Nous reproduisons ici le texte de la Leçon 7 tel 
  qu’il a été publié dans le n° 3, d’octobre 
  1971, de la revue Littérature, éditée par la Librairie 
  Larousse, consacrée au thème « Littérature et Psychanalyse».
  
— 162 —
  Il faut dire sans doute que j’étais las de la poubelle à 
  laquelle j’ai rivé mon sort. On sait que je ne suis pas seul à, 
  pour partage, l’avouer. L’avouer ou, prononcé à l’ancienne, 
  l’avouère dont Beckett fait balance au doit qui fait déchet 
  de notre être, sauve l’honneur de la littérature, et me relève 
  du privilège que je croirais tenir de ma place.
  La question est de savoir si ce dont les manuels semblent faire étal, 
  soit que la littérature soit accommodation des restes, est affaire de 
  collocation dans l’écrit de ce qui d’abord serait chant, 
  mythe parlé, procession dramatique.
  Pour la psychanalyse, qu’elle soit appendue à l’Œdipe, 
  ne la qualifie en rien pour s’y retrouver dans le texte de Sophocle. L’évocation 
  par Freud d’un texte de Dostoïewski ne suffit pas pour dire que la 
  critique de textes, chasse jusqu’ici gardée du discours universitaire, 
  ait reçu de la psychanalyse plus d’air.

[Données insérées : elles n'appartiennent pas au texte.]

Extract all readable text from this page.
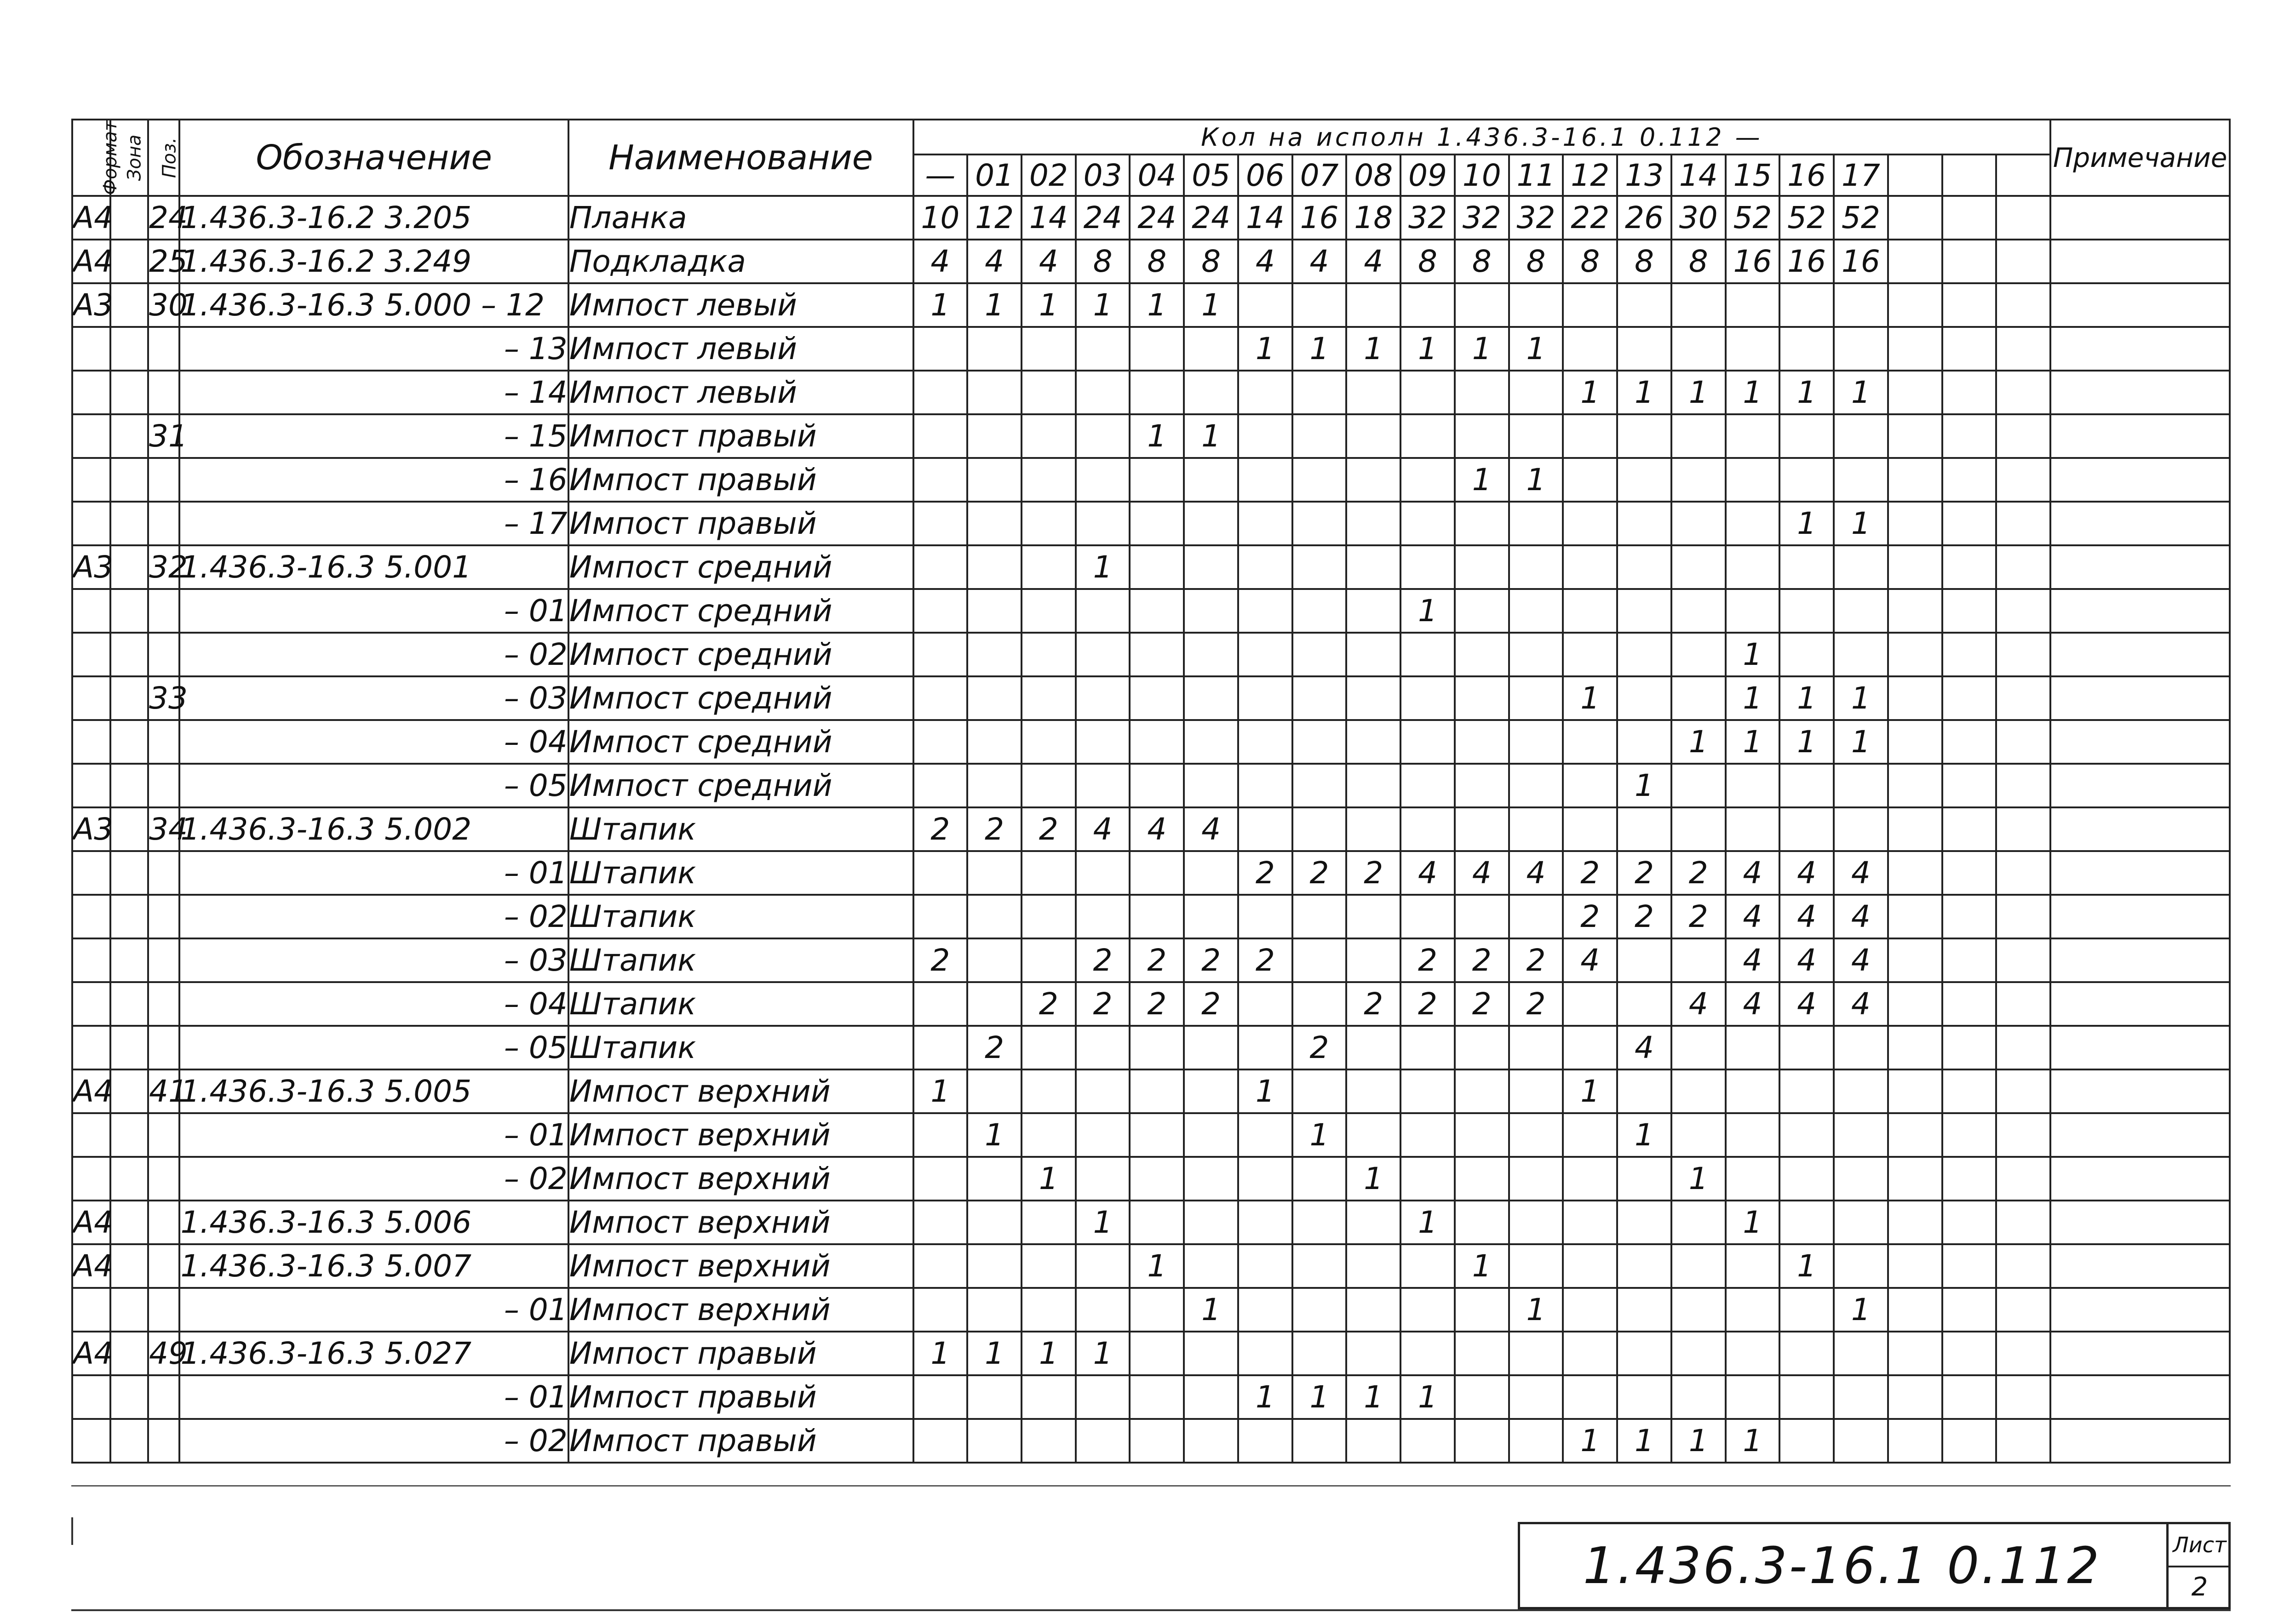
Формат	Зона	Поз.	Обозначение	Наименование	Кол на исполн 1.436.3-16.1 0.112 —																					Примечание
					—	01	02	03	04	05	06	07	08	09	10	11	12	13	14	15	16	17				
А4		24	1.436.3-16.2 3.205	Планка	10	12	14	24	24	24	14	16	18	32	32	32	22	26	30	52	52	52				
А4		25	1.436.3-16.2 3.249	Подкладка	4	4	4	8	8	8	4	4	4	8	8	8	8	8	8	16	16	16				
А3		30	1.436.3-16.3 5.000 – 12	Импост левый	1	1	1	1	1	1																
			– 13	Импост левый							1	1	1	1	1	1										
			– 14	Импост левый													1	1	1	1	1	1				
		31	– 15	Импост правый					1	1																
			– 16	Импост правый											1	1										
			– 17	Импост правый																	1	1				
А3		32	1.436.3-16.3 5.001	Импост средний				1																		
			– 01	Импост средний										1												
			– 02	Импост средний																1						
		33	– 03	Импост средний													1			1	1	1				
			– 04	Импост средний															1	1	1	1				
			– 05	Импост средний														1								
А3		34	1.436.3-16.3 5.002	Штапик	2	2	2	4	4	4																
			– 01	Штапик							2	2	2	4	4	4	2	2	2	4	4	4				
			– 02	Штапик													2	2	2	4	4	4				
			– 03	Штапик	2			2	2	2	2			2	2	2	4			4	4	4				
			– 04	Штапик			2	2	2	2			2	2	2	2			4	4	4	4				
			– 05	Штапик		2						2						4								
А4		41	1.436.3-16.3 5.005	Импост верхний	1						1						1									
			– 01	Импост верхний		1						1						1								
			– 02	Импост верхний			1						1						1							
А4			1.436.3-16.3 5.006	Импост верхний				1						1						1						
А4			1.436.3-16.3 5.007	Импост верхний					1						1						1					
			– 01	Импост верхний						1						1						1				
А4		49	1.436.3-16.3 5.027	Импост правый	1	1	1	1																		
			– 01	Импост правый							1	1	1	1												
			– 02	Импост правый													1	1	1	1						
1.436.3-16.1 0.112	Лист
2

  Ici mon enseignement a place dans un changement de configuration qui s’affiche 
  d’un slogan de promotion de l’écrit, mais dont d’autres 
  témoignages, par exemple, que ce soit de nos jours qu’enfin Rabelais 
  soit lu, montrent un déplacement des intérêts à quoi 
  je m’accorde mieux.
  J’y suis comme auteur moins impliqué qu’on n’imagine, 
  et mes Ecrits, un titre plus ironique qu’on ne croit: quand il s’agit 
  soit de rapports, fonction de Congrès, soit disons de « lettres 
  ouvertes » où je fais question d’un pan de mon enseignement.
  Loin en tout cas de me commettre en ce frotti-frotta littéraire dont 
  se dénote le psychanalyste en mal d’invention, j’y dénonce 
  la tentative immanquable à démontrer l’inégalité 
  de sa pratique à motiver le moindre jugement littéraire.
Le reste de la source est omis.